Can We Move Beyond Philanthrocapitalism?
While the many philanthropies of the world address social injustice, gender discrimination, and countless other issues, there is one topic that is off-limits to most of them: changing the capitalist system itself, the source of many problems that philanthropy aspires to solve.
This conundrum is the focus of a new book, Post Capitalist Philanthropy, by Alnoor Ladha and Lynn Murphy, which is a bold inquiry into what they call “philanthrocapitalism." As Ladha puts it, “A few people have amassed so much wealth that they're now determining the agenda for a civil society. Ostensibly, we're told that this is for social benefit, but actually they're getting huge amounts of tax breaks, social and political power, and undermining democracy itself. And so, in some ways, you can't think about new economic systems and alternative systems without grappling with the paradoxes and complexity of philanthropy."
Ladha, an activist, journalist and political strategist, was co-founder and executive director of the global activist group The Rules from 2012 to 2019. He's now council chair for Culture Hack Labs, a not-for-profit consultancy.

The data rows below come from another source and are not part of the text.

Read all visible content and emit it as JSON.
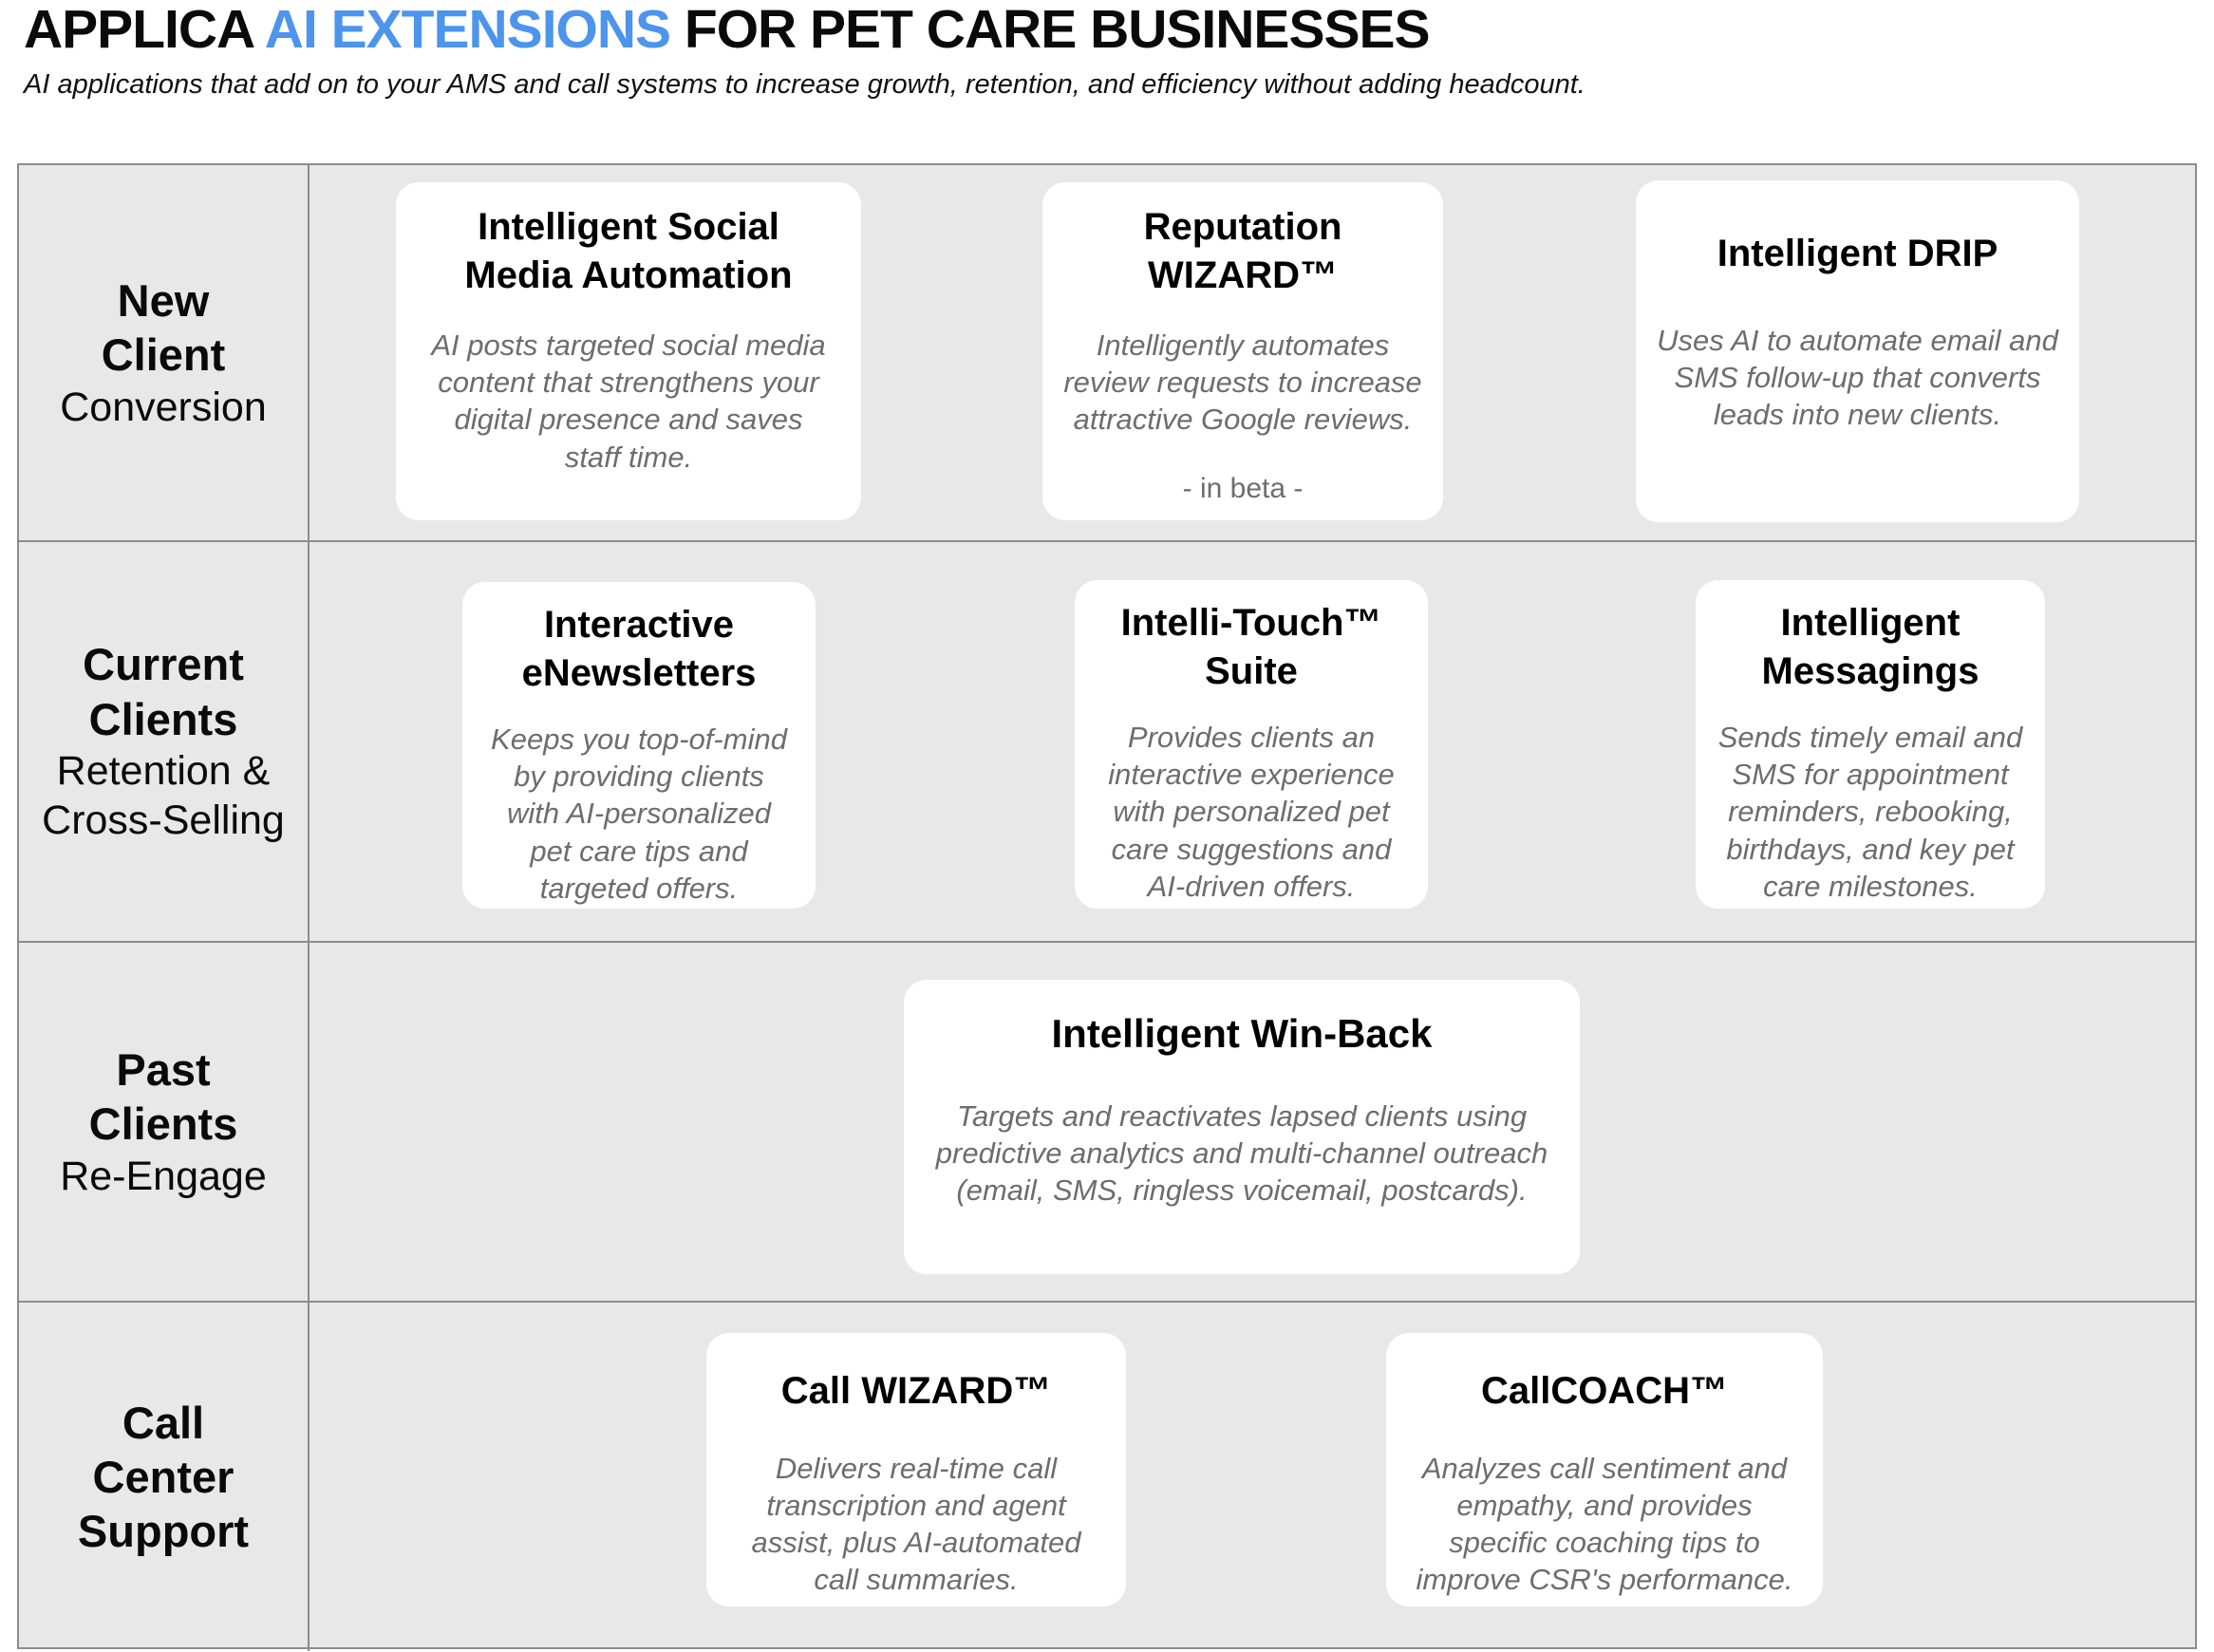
{
  "colors": {
    "highlight": "#4d94ec",
    "cell_background": "#e8e8e8",
    "grid_line": "#8c8c8c",
    "body_text": "#6d6d6d"
  },
  "header": {
    "title_prefix": "APPLICA ",
    "title_highlight": "AI EXTENSIONS",
    "title_suffix": " FOR PET CARE BUSINESSES",
    "subtitle": "AI applications that add on to your AMS and call systems to increase growth, retention, and efficiency without adding headcount."
  },
  "table": {
    "rows": [
      {
        "label": {
          "bold": "New\nClient",
          "sub": "Conversion"
        },
        "cards": [
          {
            "title": "Intelligent Social\nMedia Automation",
            "body": "AI posts targeted social media\ncontent that strengthens your\ndigital presence and saves\nstaff time."
          },
          {
            "title": "Reputation\nWIZARD™",
            "body": "Intelligently automates\nreview requests to increase\nattractive Google reviews.",
            "note": "- in beta -"
          },
          {
            "title": "Intelligent DRIP",
            "body": "Uses AI to automate email and\nSMS follow-up that converts\nleads into new clients."
          }
        ]
      },
      {
        "label": {
          "bold": "Current\nClients",
          "sub": "Retention &\nCross-Selling"
        },
        "cards": [
          {
            "title": "Interactive\neNewsletters",
            "body": "Keeps you top-of-mind\nby providing clients\nwith AI-personalized\npet care tips and\ntargeted offers."
          },
          {
            "title": "Intelli-Touch™\nSuite",
            "body": "Provides clients an\ninteractive experience\nwith personalized pet\ncare suggestions and\nAI-driven offers."
          },
          {
            "title": "Intelligent\nMessagings",
            "body": "Sends timely email and\nSMS for appointment\nreminders, rebooking,\nbirthdays, and key pet\ncare milestones."
          }
        ]
      },
      {
        "label": {
          "bold": "Past\nClients",
          "sub": "Re-Engage"
        },
        "cards": [
          {
            "title": "Intelligent Win-Back",
            "body": "Targets and reactivates lapsed clients using\npredictive analytics and multi-channel outreach\n(email, SMS, ringless voicemail, postcards)."
          }
        ]
      },
      {
        "label": {
          "bold": "Call\nCenter\nSupport",
          "sub": ""
        },
        "cards": [
          {
            "title": "Call WIZARD™",
            "body": "Delivers real-time call\ntranscription and agent\nassist, plus AI-automated\ncall summaries."
          },
          {
            "title": "CallCOACH™",
            "body": "Analyzes call sentiment and\nempathy, and provides\nspecific coaching tips to\nimprove CSR's performance."
          }
        ]
      }
    ]
  }
}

His coauthor Lynn Murphy was once a senior program officer at the William and Flora Hewlett Foundation. But she found it ethically problematic to be a white, privileged decisionmaker at a wealthy US foundation directing the shape of education in the poorer countries around the world. "I was working on what was then often called global development and international education, with a piece of how do you improve the quality of schooling for the poorest children."